Green’s Dictionary of Slang

timbers n.

[SE timber, a wooden foundation]

1. the legs.

[UK]Smollett Peregrine Pickle (1964) 180: I wish thee a prosperous voyage, and good cheer, my lad; my timbers are now a little crazy, d’ye see; and God knows if I shall keep afloat till such time as I see thee again.
[Ire] ‘Patrick’s Day in the Morning’ Luke Caffrey’s Gost 3: But we made the Bugs for to remember, / The 17th of March when each brave member, / Did oil their hides with Irish timber.
[US]Jack and his Doxey 20 Oct. [print caption] 1st sailor. Shiver my Timbers, Jack, what not gone a Board yet. 2nd Sailor. No Damme Messmate — han’t spent all my Money yet.
Pilot (London) 21 Sept. 4/2: [N]ow, Sir, as I consider you several degrees uglier than myself, shiver my timbers, but you must take it;’ and thrusting the knife into Mr. Lawson’s pocket, ran away.
[UK]D. Carey Life in Paris 239: It will go hard with me if I don’t shiver his timbers, or scuttle his hull.
[UK] ‘Nights At Sea’ in Bentley’s Misc. Apr. 588: Well, then, you get your greasy commission, and let me keep my timbers.
[Aus]‘A Week in Oxford! in Bell’s Life in Sydney 15 Nov. 4/1: Luckily, the earth gave way only under one of Old Grimaldi’s hind timbers, and he managed to scramble up and save himself.
[Aus]Illawarra Mercury (Wollongong, NSW) 18 Sept. 4/1: A racehorse with damaged legs is described [...] as ‘done up in his pins’ and [...] ‘weak in his understanding,’ or ‘shaky in his timbers’.
[UK]W.C. Russell Jack’s Courtship I 135: Well, smite my timbers!
[UK]Boy’s Own Paper 10 Nov. 87: His lower timbers were adorned by heavy pilot-cloth pants.
[Scot]Berwicks. News (Scot.) 6 Sept. 2/5: Shiver my timbers [...] but you’re a rum sort o’ craft.
[UK]S. Murphy Stone Mad (1966) 139: Then the hell of a sou’westerly gale began to blow. ‘That’ll shiver your timbers,’ said the skipper.
[Ire](con. 1960s) G. Byrne Pictures in my Head 40: She told us she was a monkey’s uncle and the sun of a gun and that her timbers were shivering.

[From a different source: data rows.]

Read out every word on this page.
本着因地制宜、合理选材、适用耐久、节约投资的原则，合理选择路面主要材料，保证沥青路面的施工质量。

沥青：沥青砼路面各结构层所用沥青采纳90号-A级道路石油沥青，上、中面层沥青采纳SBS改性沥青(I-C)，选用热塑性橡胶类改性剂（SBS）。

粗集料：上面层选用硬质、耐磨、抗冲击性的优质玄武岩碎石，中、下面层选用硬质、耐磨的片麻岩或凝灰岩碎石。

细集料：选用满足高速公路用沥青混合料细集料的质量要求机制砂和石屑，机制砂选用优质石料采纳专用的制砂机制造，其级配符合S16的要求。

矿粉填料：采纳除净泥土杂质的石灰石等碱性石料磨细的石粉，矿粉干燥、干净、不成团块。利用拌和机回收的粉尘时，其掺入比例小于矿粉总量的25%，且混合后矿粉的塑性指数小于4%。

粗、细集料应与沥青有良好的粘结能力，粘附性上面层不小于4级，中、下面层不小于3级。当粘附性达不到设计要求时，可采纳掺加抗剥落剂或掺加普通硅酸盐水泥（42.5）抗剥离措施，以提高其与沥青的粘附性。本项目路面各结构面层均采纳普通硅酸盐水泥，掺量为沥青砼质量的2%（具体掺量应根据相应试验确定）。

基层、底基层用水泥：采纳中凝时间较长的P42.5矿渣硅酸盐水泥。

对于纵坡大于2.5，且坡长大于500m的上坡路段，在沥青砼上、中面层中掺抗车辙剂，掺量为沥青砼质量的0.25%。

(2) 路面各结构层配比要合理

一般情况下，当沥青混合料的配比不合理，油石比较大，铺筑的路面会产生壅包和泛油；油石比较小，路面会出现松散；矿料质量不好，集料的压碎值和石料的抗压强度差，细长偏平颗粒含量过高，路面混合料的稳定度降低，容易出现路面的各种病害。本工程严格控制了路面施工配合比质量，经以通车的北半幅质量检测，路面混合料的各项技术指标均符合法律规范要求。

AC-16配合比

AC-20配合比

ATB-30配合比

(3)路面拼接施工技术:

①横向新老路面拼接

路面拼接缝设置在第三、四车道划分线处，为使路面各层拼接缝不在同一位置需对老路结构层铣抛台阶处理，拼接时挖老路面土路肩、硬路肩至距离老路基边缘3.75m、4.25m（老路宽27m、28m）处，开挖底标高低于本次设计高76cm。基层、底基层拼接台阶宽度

2. (US tramp) a beggar who poses as a pencil-seller.

[US]‘A-No. 1’ Mother of the Hoboes 43: The Rating Of The Tramps. 11 Timbers: disguised begging by selling pencils.
[US] ‘Jargon of the Und.’ in DN V 465: timbers, Lead pencils; also, a tramp who sells them.
[US]Irwin Amer. Tramp and Und. Sl. 189: Timbers.– Tramps who beg under pretence of peddling pencils. Also the pencils carried by these tramps.
[US]Monteleone Criminal Sl. (rev. edn).

3. (US tramp) one who has a wooden leg.

[US]Irwin Amer. Tramp and Und. Sl. 189: TIMBERS.– [...] a wooden-legged man.